I just found a map (Image 1) on the next two years.

Even though I have not been in Africa over the last few months, I heard that in different cities fiber is brought directly to the household, which brings technology and opportunities I would love to see here in Western Europe, where we still have to rely on copper. So, if the governments in Africa are serious with this, I think this is an outstanding growth opportunities for those markets.

On the other hand, when I talk to customers and governments in Western Europe, there is a lot of dis-trust as well. Can we trust the governments? How much malware will be spread coming from this continent? Actually, the kick for this post was the following article just outlining this: Africa - home of the world’s largest cyber pandemic – which makes me think.

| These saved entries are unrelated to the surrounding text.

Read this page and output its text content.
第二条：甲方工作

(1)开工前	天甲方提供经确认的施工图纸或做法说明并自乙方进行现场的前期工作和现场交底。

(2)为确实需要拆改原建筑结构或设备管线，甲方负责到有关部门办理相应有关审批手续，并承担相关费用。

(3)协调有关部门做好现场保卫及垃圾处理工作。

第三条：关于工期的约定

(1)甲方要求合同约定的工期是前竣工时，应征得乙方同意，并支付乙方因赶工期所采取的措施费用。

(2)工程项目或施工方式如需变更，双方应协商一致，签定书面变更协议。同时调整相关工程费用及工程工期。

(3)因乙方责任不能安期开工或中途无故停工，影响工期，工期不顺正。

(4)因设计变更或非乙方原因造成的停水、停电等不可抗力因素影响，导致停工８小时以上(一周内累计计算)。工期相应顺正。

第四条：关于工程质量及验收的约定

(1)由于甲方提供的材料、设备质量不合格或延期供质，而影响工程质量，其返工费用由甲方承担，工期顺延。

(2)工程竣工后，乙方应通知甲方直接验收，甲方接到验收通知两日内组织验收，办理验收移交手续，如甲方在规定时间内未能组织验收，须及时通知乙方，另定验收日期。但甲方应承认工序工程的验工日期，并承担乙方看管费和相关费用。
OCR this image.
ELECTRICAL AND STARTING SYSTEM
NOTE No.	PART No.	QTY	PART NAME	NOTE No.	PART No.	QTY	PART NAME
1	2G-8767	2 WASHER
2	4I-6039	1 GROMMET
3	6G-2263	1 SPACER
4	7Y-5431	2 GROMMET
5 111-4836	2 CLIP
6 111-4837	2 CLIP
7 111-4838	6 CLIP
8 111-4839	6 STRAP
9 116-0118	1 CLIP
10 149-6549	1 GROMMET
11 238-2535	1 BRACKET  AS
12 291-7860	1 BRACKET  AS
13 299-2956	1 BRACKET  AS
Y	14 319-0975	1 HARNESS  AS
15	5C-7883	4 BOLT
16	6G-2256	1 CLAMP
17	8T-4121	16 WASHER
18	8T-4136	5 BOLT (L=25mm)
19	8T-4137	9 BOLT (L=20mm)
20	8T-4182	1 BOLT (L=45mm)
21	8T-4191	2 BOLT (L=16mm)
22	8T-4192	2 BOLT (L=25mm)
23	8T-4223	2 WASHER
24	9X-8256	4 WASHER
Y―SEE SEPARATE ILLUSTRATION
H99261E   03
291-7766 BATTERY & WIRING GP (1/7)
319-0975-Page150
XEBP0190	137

If I look at our Security Intelligence Report (Image 2) back in April (the new one will be coming soon) and look at the malware infection rate we see, it is not worse nor better than any other region:

However, the data we have available from Africa might not be as broad as in other regions.

Another thing came to my mind. I was in Kenya two years ago on a business trip and I learned one thing – the idea of shipping outdated PCs to Africa to help people there does not work as it requires them to run old and outdated software which makes them open for attacks. Simple, isn’t it?

Looking at my figures, it is a problem but not smaller or bigger than any other region on this globe. Additionally, one of the reasons, why our teams work so hard to get Microsoft Security Essentials out of the door for all countries is just to reduce this threat. Make a professional Anti-Malware solution available to people who cannot afford one free of charge.

Rather than being threatened, let’s welcome this continent on the “broadband Internet” and help them now to learn from our challenges and failures in the past.